Help could be on the way if Congress finally embraces a long bipartisan tradition and takes action. The Senate just passed a bill to restore emergency benefits which expired more than three months ago. Now the House of Representatives needs to act.

Since the December 2013 deadline came and went, more than 2.3 million people have been stripped of unemployment benefits that help them keep the lights on and the rent paid.

Nearly 69 million of our friends and neighbors have received a hand-up from extended unemployment benefits since 2008. Last year alone, the program lifted about 2.5 million people out of poverty. These benefits also act as an economic stimulus: money that gets spent at local businesses, promoting local growth and local job creation.

Even as the economy continues to recover, we still see unacceptably high rates of long-term unemployment. Yet Congress, in an unprecedented act of neglect, pulled the plug. They had never done that before when long-term unemployment was even half as high.
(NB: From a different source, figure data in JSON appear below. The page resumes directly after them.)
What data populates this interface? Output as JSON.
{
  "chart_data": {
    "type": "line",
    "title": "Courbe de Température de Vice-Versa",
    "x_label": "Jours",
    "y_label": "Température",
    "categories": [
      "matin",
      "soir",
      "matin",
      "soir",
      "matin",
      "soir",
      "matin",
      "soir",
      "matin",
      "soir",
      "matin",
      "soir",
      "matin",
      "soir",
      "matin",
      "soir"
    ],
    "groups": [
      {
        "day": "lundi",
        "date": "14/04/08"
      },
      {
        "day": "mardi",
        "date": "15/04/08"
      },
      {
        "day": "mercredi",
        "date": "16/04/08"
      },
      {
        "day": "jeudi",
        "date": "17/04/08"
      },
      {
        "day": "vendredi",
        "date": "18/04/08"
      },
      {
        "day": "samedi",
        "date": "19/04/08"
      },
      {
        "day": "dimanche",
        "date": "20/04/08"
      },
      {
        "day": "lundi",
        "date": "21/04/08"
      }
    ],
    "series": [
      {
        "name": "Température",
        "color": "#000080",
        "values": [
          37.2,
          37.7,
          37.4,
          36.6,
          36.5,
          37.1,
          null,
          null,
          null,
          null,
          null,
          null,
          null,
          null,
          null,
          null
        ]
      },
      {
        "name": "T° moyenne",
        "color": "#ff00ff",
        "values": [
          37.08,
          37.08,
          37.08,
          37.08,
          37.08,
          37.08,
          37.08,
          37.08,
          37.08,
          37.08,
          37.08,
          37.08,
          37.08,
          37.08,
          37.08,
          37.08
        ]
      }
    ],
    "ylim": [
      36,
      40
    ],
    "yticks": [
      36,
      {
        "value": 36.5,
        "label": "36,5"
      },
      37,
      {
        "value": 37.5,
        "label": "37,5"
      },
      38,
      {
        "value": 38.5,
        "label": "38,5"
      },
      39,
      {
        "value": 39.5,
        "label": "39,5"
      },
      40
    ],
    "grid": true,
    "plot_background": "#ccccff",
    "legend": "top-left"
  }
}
Some have suggested that the unemployed are lazy and these benefits make them more so. That’s as offensive as it is wrong. An aggressive job search is a precondition for the receipt of unemployment benefits. And no one is living the good life on unemployment; it only replaces about half of a worker’s earnings. It is a lifesaver, not a lifestyle.

The people I’ve met are diligently applying for every and any position possible, but oftentimes the longer you’re out of a job, the harder it is to find one. These men and women want nothing more than the opportunity of work.

That’s what we want too. We need them back in the game, back on the job and contributing to the economy. And we have many programs to help them acquire new skills, access training opportunities and connect to available jobs.

With so many people we know facing so much uncertainty, depleting their savings and fearful that their dreams are slipping away, it is unconscionable that Congress has sat on its hands this long. To ease hardship and provide some relief nationwide, the House of Representatives must get a bill to the President’s desk immediately. We don’t have a moment to waste, or a person to lose.